For this story to work, David has to convey the utter desolation and loneliness that Banner would feel. It's next to impossible to imagine being the last man on Earth, and how anyone could be that and remain at all sane, but David really brings the feeling to the reader with strong narration from Banner. Hearing that he has walked across the entire North American continent, and hearing him talk about his toughened body or lack of need for clothing really drives home that he is totally and utterly alone.

Of course, much of this comes from the imagery of Dale Keown, someone whose work I haven't sampled in quite some time. Keown's Pitt didn't do much for me, but his work on the Hulk remains a favorite, and his work here is pretty incredible. There's some rather warped stuff in this script, including a scene of the Hulk being eviscerated and knitting himself back together as well as the horrifying imagery of nuclear war, and Keown captures the brutality and ugliness of that while still making the art aesthetically beautiful.

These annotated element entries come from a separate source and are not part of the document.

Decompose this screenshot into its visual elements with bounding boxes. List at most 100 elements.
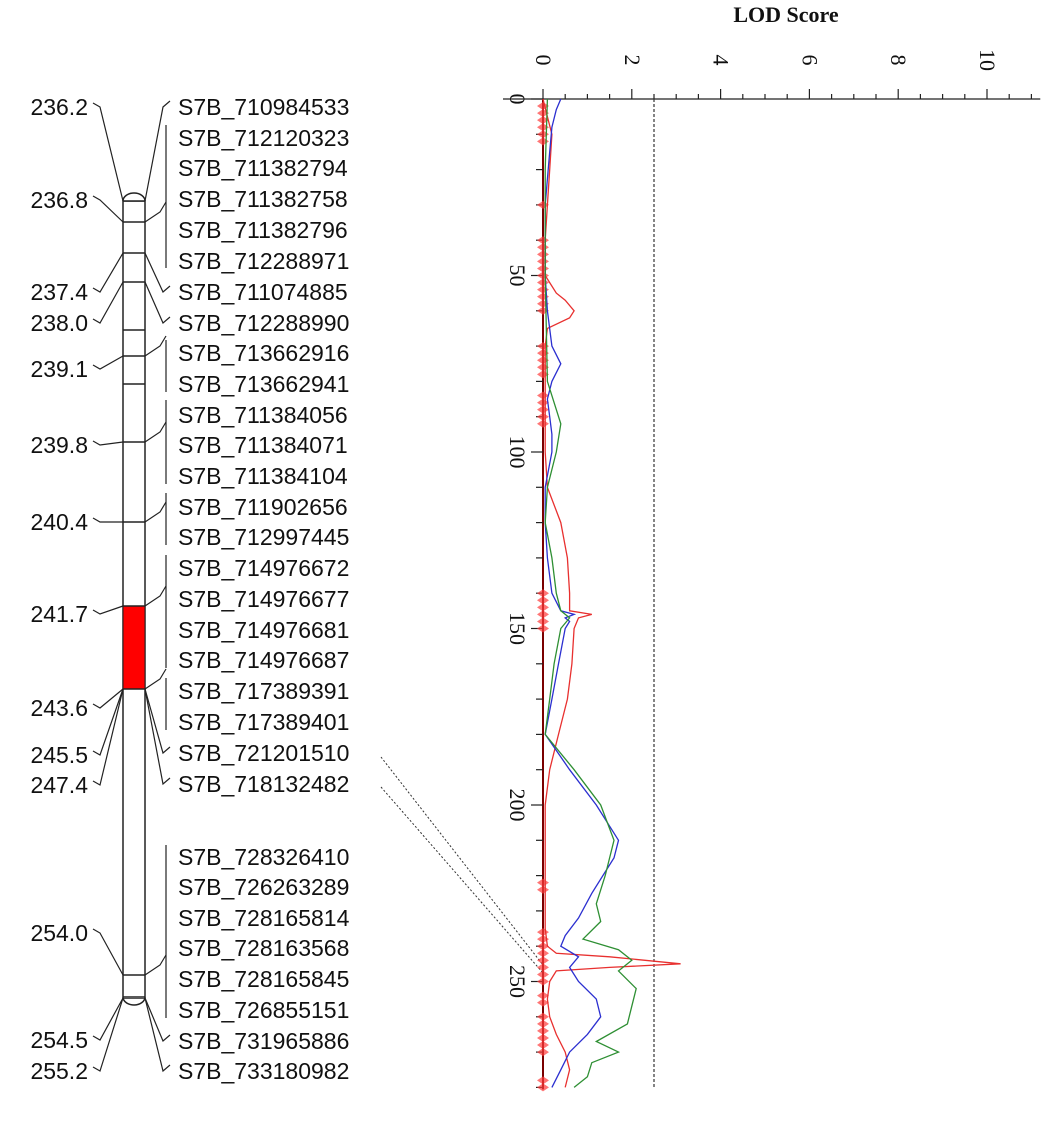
marker-label: S7B_726263289 — [178, 874, 349, 900]
position-label: 236.2 — [30, 94, 88, 120]
marker-label: S7B_721201510 — [178, 740, 349, 766]
y-tick-label: 150 — [505, 612, 530, 645]
marker-label: S7B_711382796 — [178, 217, 348, 243]
marker-position-tick — [537, 391, 549, 400]
marker-label: S7B_711384104 — [178, 463, 348, 489]
marker-position-tick — [537, 285, 549, 294]
marker-position-tick — [537, 236, 549, 245]
marker-position-tick — [537, 356, 549, 365]
marker-position-tick — [537, 977, 549, 986]
marker-label: S7B_714976687 — [178, 647, 349, 673]
marker-label: S7B_717389401 — [178, 709, 349, 735]
marker-position-tick — [537, 624, 549, 633]
marker-label: S7B_728163568 — [178, 935, 349, 961]
marker-position-tick — [537, 349, 549, 358]
x-tick-label: 6 — [797, 55, 822, 66]
position-label: 241.7 — [30, 601, 88, 627]
marker-position-tick — [537, 1026, 549, 1035]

This is not an action story, or even a super-hero story; it's a horror story. The horror of being alone, the horror of being surrounded by monsters, the horror of a world that has been destroyed, David and Keown take the reader through this, using the Hulk as a perfect vehicle for this type of tale. Though there is an action scene, an impressive and terrifying swarm of mutant cockroaches attacking the Hulk, the conflict in this book is all about Bruce Banner and the Hulk coming to terms with themselves. It's a quieter sort of book than you'd expect from a Hulk story, but it still feels like a Hulk story, rather than a post-apocalypse story with the Hulk shoe-horned in.

The only competition this story had for me was in Peter David's previous "last Hulk story," the one that closed off his run on the title, and The End can't live up to that, as it was one of my favorite Peter David tales ever. However, this is an entirely different kind of tale, both from David's previous stories and from what Jones is doing on the title, and it is a beautiful and engaging read.